Hey
hujan,
Tega
sekali kali ini kamu mengurungku dalam situasi yang tidak menguntungkan sama
sekali. Puasa sendiri, terjebak hujan di kost sedangkan aku ingin membeli
beberapa makanan diluar. Ahh,.. udara mendesir terasa dingin menyentuh daun
telingaku. Rasanya ingin makan enak kali ini, sayang keadaan tidak berpihak
padaku. Mataku melirik mesra 3 bungkus mie sedap goreng dalam lemari yang
memang ku sediakan kalau-kalau ada kejadian (seperti ini). Dua bungkus kopi
instan siap seduh juga turut minta ku jamah, ternyata sudah sebulan lebih aku
tidak minum kopi. Fiuhhh... Ku hela napas panjang menatap diriku sendiri
mengenaskan. Hidup macam ini?
Hujan,
apa kamu punya cara membuatku tersenyum kali ini? Menghiburku karna kelakuanmu
yang sedikit menyebalkan sore ini. Aku tidak punya teman rasanya, miris sekali.
Aku kah manusia paling kurang bersyukur di dunia? Entahlah... mungkin saja..
Aku
bingung, mungkin baginya aku seperti memberi tamparan keras dihadapan umum. Aku
benar-benar menganggapnya seperti angin yang berlalu begitu saja, atau seperti
deretan sepedah motor yang terjejer rapi di parkiran. Astagaaa..!! Tega sekali
aku ini. Makhluk macam apa aku ini? Aku membuatnya berharap dan sekarang aku
tak menganggapnya sama sekali.
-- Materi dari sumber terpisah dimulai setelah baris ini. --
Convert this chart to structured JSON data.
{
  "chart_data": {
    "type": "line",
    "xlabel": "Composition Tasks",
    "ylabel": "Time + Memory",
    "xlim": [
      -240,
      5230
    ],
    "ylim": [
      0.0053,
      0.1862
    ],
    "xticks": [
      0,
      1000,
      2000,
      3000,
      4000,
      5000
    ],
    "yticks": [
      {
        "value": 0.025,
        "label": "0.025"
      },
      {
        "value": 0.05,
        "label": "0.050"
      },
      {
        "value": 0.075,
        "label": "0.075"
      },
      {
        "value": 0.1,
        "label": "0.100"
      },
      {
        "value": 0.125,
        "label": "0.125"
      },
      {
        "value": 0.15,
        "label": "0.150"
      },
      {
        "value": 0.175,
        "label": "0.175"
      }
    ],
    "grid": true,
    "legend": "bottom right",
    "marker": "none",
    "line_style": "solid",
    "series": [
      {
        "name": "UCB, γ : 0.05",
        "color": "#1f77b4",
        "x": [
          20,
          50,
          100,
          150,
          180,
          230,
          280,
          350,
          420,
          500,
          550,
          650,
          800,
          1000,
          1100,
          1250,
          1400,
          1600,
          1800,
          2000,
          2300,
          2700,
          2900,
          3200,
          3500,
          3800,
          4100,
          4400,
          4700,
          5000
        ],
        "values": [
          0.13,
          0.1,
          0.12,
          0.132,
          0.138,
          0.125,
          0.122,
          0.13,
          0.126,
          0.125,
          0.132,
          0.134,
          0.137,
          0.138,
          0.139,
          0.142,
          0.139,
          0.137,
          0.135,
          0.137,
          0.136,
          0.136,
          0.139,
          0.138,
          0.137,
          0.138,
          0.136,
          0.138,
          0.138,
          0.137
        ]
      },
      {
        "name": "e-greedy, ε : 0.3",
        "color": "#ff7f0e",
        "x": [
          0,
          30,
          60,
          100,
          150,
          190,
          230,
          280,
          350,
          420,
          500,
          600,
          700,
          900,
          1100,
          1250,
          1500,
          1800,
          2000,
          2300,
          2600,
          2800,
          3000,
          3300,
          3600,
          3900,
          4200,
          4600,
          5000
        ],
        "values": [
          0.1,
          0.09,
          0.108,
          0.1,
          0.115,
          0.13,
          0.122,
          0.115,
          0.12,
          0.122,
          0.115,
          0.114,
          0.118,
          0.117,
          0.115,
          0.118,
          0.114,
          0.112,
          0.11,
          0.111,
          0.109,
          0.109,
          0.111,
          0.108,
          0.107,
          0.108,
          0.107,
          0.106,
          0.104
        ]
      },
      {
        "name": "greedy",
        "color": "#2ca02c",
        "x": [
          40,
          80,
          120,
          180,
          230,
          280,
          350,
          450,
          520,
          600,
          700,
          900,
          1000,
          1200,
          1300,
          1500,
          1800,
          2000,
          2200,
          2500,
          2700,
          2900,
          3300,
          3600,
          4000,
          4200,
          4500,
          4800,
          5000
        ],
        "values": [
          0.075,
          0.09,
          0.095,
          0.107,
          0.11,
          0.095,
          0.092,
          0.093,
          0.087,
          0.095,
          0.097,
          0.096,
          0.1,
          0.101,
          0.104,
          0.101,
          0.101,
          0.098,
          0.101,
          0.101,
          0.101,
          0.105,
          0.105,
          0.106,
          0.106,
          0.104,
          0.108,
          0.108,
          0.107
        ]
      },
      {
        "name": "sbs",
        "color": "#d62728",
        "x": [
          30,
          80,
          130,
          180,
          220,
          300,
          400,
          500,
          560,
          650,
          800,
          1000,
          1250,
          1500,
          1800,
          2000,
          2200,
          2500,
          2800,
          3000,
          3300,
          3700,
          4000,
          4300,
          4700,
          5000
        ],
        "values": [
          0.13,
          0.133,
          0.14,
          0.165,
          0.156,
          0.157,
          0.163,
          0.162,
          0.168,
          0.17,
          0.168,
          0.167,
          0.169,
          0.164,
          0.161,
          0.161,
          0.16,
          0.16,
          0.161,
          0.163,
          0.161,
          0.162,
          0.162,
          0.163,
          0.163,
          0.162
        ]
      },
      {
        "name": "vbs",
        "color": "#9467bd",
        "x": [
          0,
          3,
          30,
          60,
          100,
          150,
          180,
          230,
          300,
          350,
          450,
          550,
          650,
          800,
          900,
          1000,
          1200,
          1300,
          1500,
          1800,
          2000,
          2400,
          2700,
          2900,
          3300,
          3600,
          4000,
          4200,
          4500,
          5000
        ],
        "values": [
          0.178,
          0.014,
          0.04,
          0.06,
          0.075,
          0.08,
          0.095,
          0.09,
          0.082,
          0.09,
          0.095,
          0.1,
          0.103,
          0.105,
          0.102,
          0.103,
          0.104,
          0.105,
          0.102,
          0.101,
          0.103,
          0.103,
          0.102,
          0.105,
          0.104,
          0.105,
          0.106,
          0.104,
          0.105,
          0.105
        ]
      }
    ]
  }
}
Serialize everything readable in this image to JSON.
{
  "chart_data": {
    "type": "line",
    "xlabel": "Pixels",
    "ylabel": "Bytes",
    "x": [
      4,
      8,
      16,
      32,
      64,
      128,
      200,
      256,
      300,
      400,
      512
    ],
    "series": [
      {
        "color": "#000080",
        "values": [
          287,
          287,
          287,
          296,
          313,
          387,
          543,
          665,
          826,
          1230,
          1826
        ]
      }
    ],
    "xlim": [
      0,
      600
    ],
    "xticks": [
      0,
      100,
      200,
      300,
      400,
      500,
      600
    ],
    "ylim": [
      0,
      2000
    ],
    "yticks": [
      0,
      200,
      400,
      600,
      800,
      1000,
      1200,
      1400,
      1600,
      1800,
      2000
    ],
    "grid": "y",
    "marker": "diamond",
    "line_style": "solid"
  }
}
Tapi buatku, kata teman tidak semestinya
berlebihan seperti itu. Haruskah aku sering-sering dekat dengan dia? Bukankah
itu hanya seperti memberi karcis Cuma-Cuma untuk masuk ke dalam hidupku lagi?
Aku tidak mengusirnya, tidak. Hanya aku tidak mau dia terlalu berharap. Aku
tahu aku memustuskan untuk berteman lagi dengan dia, tapi tidak harus dengan
pulang pergi bersama. Tidak. Aku tahu itu tidak akan efektif untuk misi
melupakan. Sungguh cara yang sangat bodoh.